Former Vice President Joe Biden released his plan to combat the coronavirus pandemic on Thursday during an address aimed at demonstrating a contrast with President Donald Trump's efforts.
"Unfortunately this virus laid bare the severe shortcomings of the current administration," Biden said in front of American flags at an event in Wilmington, Delaware. "Public fears are being compounded by pervasive lack of trust in this president."
Biden, the front-runner for the Democratic presidential nomination, said the Trump administration "has left us woefully unprepared for the exact crisis we now face."
Biden's plan combines a series of public health measures, including free public testing and rapid deployment of supplies, as well as economic measures such as emergency paid leave and the creation of a state and local emergency fund. The full details were posted to his campaign website as he spoke.
"We need bigger and broader measures to shore up the economic demand, protect jobs, keep credit flowing to our job creators and make sure we have the economic fire power we need to weather the storm and get the people and this economy back to full strength as soon as possible," Biden said during a 15-minute address.
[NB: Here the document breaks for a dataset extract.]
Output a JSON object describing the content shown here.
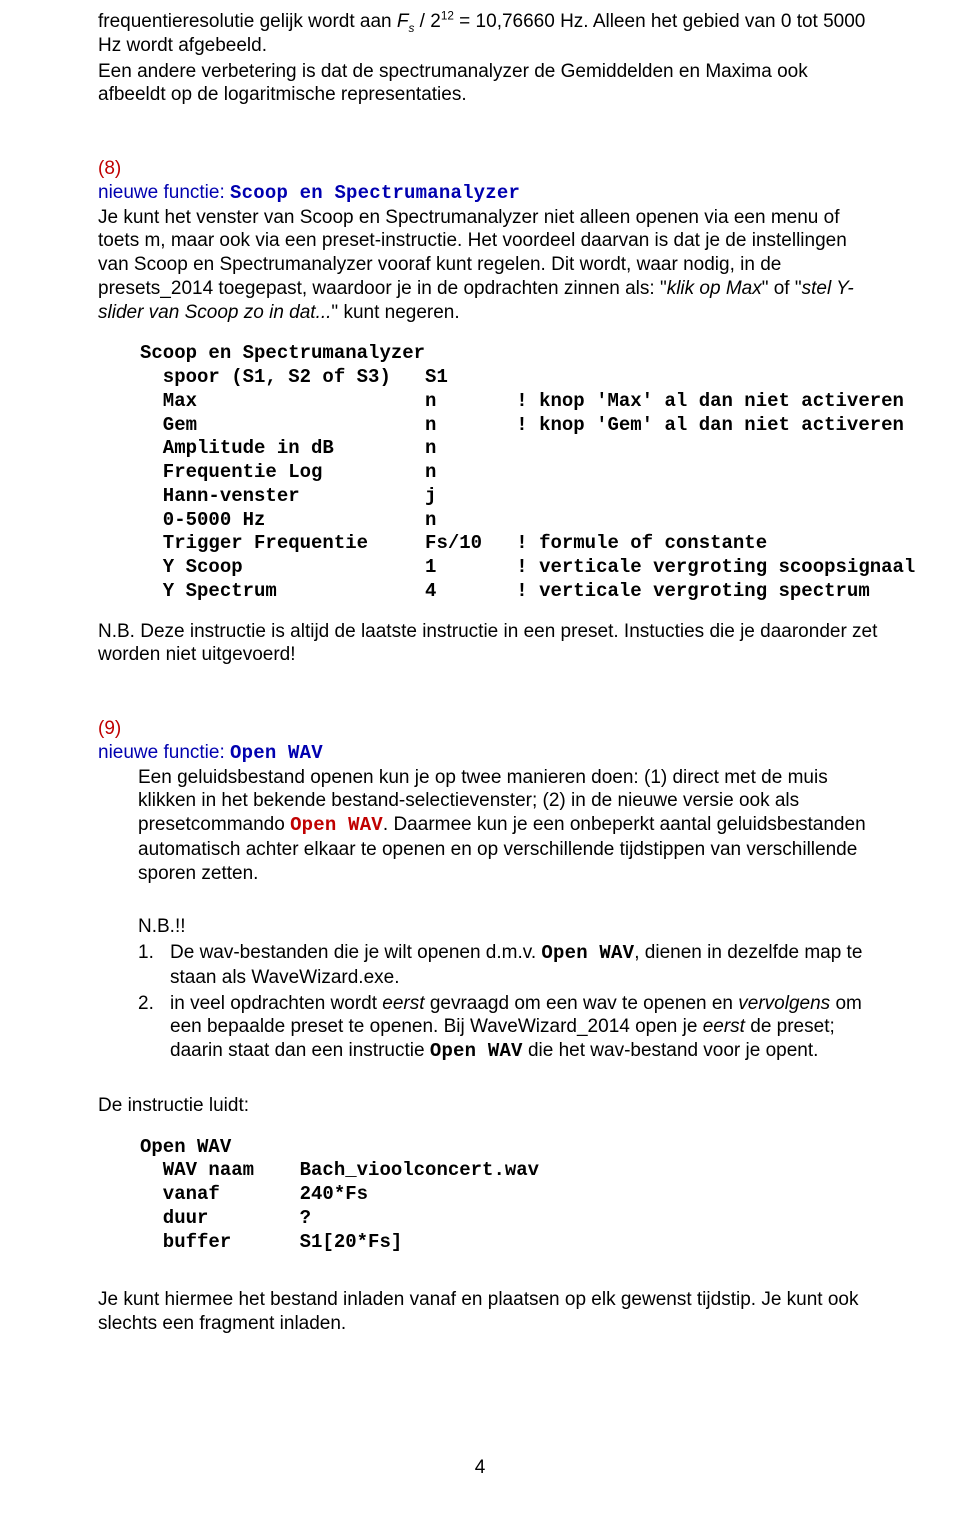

Biden, who did not take questions, said the "core principle" of his plan was that "public health professionals must be the ones making our public health decisions and communicating with the American people."
"Downplaying it, being overly dismissive, or spreading misinformation is only going to hurt us and further advantage the spread of the disease," Biden said. "But neither should we panic or fall back on xenophobia. Labeling COVID-19 a 'foreign virus' does not displace accountability for the misjudgments that have been taken thus far by the Trump administration."
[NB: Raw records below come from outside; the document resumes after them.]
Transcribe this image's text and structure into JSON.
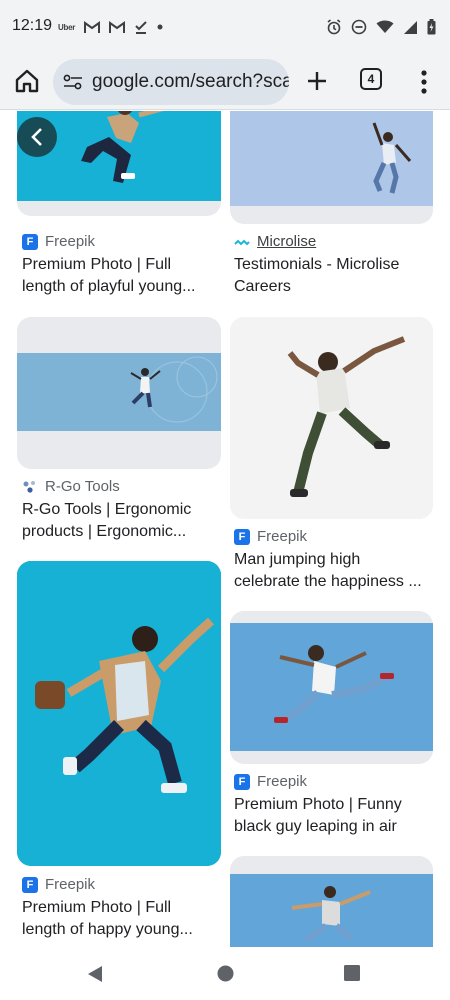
{
  "status_bar": {
    "time": "12:19",
    "uber_label": "Uber"
  },
  "toolbar": {
    "url": "google.com/search?sca_",
    "tab_count": "4"
  },
  "results": [
    {
      "source": "Freepik",
      "title_line1": "Premium Photo | Full",
      "title_line2": "length of playful young..."
    },
    {
      "source": "Microlise",
      "title_line1": "Testimonials - Microlise",
      "title_line2": "Careers"
    },
    {
      "source": "R-Go Tools",
      "title_line1": "R-Go Tools | Ergonomic",
      "title_line2": "products | Ergonomic..."
    },
    {
      "source": "Freepik",
      "title_line1": "Man jumping high",
      "title_line2": "celebrate the happiness ..."
    },
    {
      "source": "Freepik",
      "title_line1": "Premium Photo | Funny",
      "title_line2": "black guy leaping in air"
    },
    {
      "source": "Freepik",
      "title_line1": "Premium Photo | Full",
      "title_line2": "length of happy young..."
    }
  ],
  "favicon_letters": {
    "freepik": "F"
  },
  "colors": {
    "accent": "#1a73e8",
    "teal_bg": "#1cb6d6",
    "light_blue_bg": "#aec7e8",
    "sky_blue_bg": "#62a5d8"
  }
}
In his Oval Office address Wednesday night, Trump referred to the coronavirus as "a foreign virus."
Biden's speech came a day after the campaign announced the formation of a coronavirus advisory committee that counts Obama administration veterans including former Surgeon General Dr. Vivek Murthy and former homeland security advisor Lisa Monaco.
Biden's rival for the nomination, Sen. Bernie Sanders, also outlined his vision for curbing damage from the coronavirus. In remarks from Vermont, he pushed for his signature "Medicare for All" proposal as a means to reduce costs for people who contract the virus.
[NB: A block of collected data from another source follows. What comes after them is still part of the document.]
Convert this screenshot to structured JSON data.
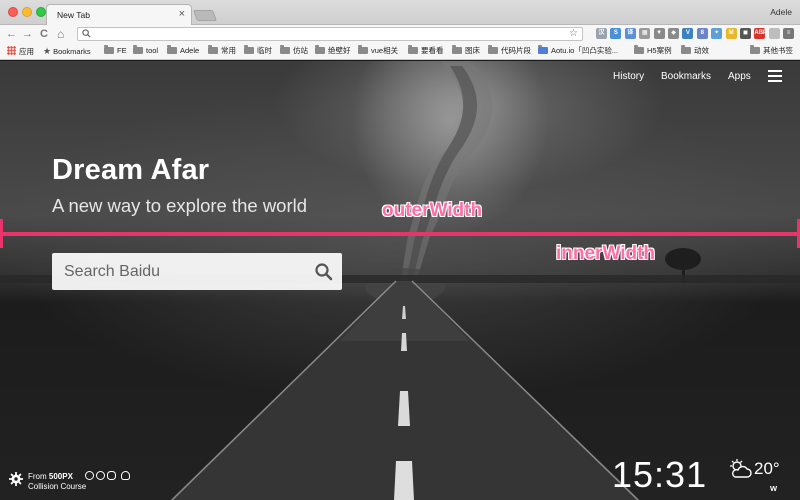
{
  "window": {
    "tab_title": "New Tab",
    "tab_close": "×",
    "profile_name": "Adele"
  },
  "toolbar": {
    "back": "←",
    "forward": "→",
    "reload": "C",
    "home": "⌂",
    "search_icon": "🔍",
    "address_value": "",
    "star": "☆",
    "extensions": [
      {
        "name": "ext-1",
        "label": "汉",
        "color": "#9aa3ad"
      },
      {
        "name": "ext-2",
        "label": "S",
        "color": "#4a90d9"
      },
      {
        "name": "ext-3",
        "label": "译",
        "color": "#5b8fd8"
      },
      {
        "name": "ext-4",
        "label": "▦",
        "color": "#9a9a9a"
      },
      {
        "name": "ext-5",
        "label": "▼",
        "color": "#8a8a8a"
      },
      {
        "name": "ext-6",
        "label": "◆",
        "color": "#8a8a8a"
      },
      {
        "name": "ext-7",
        "label": "V",
        "color": "#3b82c4"
      },
      {
        "name": "ext-8",
        "label": "8",
        "color": "#6a84c7"
      },
      {
        "name": "ext-9",
        "label": "✦",
        "color": "#5da0d8"
      },
      {
        "name": "ext-10",
        "label": "M",
        "color": "#e9b72a"
      },
      {
        "name": "ext-11",
        "label": "◼",
        "color": "#555"
      },
      {
        "name": "ext-12",
        "label": "ABP",
        "color": "#d9342b"
      },
      {
        "name": "ext-13",
        "label": "",
        "color": "#bdbdbd"
      },
      {
        "name": "ext-14",
        "label": "≡",
        "color": "#777"
      }
    ]
  },
  "bookmarks": {
    "apps": "应用",
    "bookmarks": "Bookmarks",
    "items": [
      "FE",
      "tool",
      "Adele",
      "常用",
      "临时",
      "仿站",
      "绝壁好",
      "vue相关",
      "要看看",
      "图床",
      "代码片段",
      "Aotu.io「凹凸实验...",
      "H5案例",
      "动效"
    ],
    "other": "其他书签"
  },
  "page": {
    "nav": {
      "history": "History",
      "bookmarks": "Bookmarks",
      "apps": "Apps"
    },
    "title": "Dream Afar",
    "subtitle": "A new way to explore the world",
    "search_placeholder": "Search Baidu",
    "annotations": {
      "outer": "outerWidth",
      "inner": "innerWidth"
    },
    "credit": {
      "from_prefix": "From",
      "source": "500PX",
      "photo_title": "Collision Course"
    },
    "clock": "15:31",
    "weather": {
      "temp": "20°",
      "wind": "W"
    }
  },
  "colors": {
    "accent_line": "#e9336b",
    "annotation_text": "#ff6fa5"
  }
}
He said "everyone in our country regardless of income or where they live must be able to get all of the health care that they need without cost." He called for free coronavirus tests, emergency funds for paid family and medical leave, unemployment assistance to people who lose their jobs due to the crisis and a moratorium on evictions and utility shutoffs for people unable to cover their bills.
The senator plans to stay in Washington after Sunday's Democratic debate with Biden, according to NBC News. The outbreak has hampered his ability to hold campaign events, and the Senate could vote next week on a package to respond to the economic effects of the pandemic
The Trump campaign responded to Biden's remarks in a statement that accused him of showing "terrible judgment and incompetence in the face of public health issues."
"The Obama White House had to publicly apologize for and clean up after Biden when his irresponsible remarks caused panic during the swine flu outbreak in 2009," the campaign said.
In his address Wednesday night, Trump announced a ban on travel to the U.S. from most of Europe for 30 days. He also said he would seek legislation from Congress on payroll tax relief among other economic measures for groups that are particularly affected by the virus.
"This is the most aggressive and comprehensive effort to confront a foreign virus in modern history," Trump said.
Biden said Thursday that "banning all travel from Europe or any other place in the world may slow it but, as we've seen it will not stop it."
"This disease could impact every nation and any person on the planet, and we need a plan for how we are going to aggressively manage it here at home," he said.
The rapidly spreading pandemic has infected about 125,000 people globally and killed at least 38 in the United States, according to data compiled by Johns Hopkins University.
Fears that the virus and efforts to contain it will halt global economic activity have sent financial markets plummeting around the world.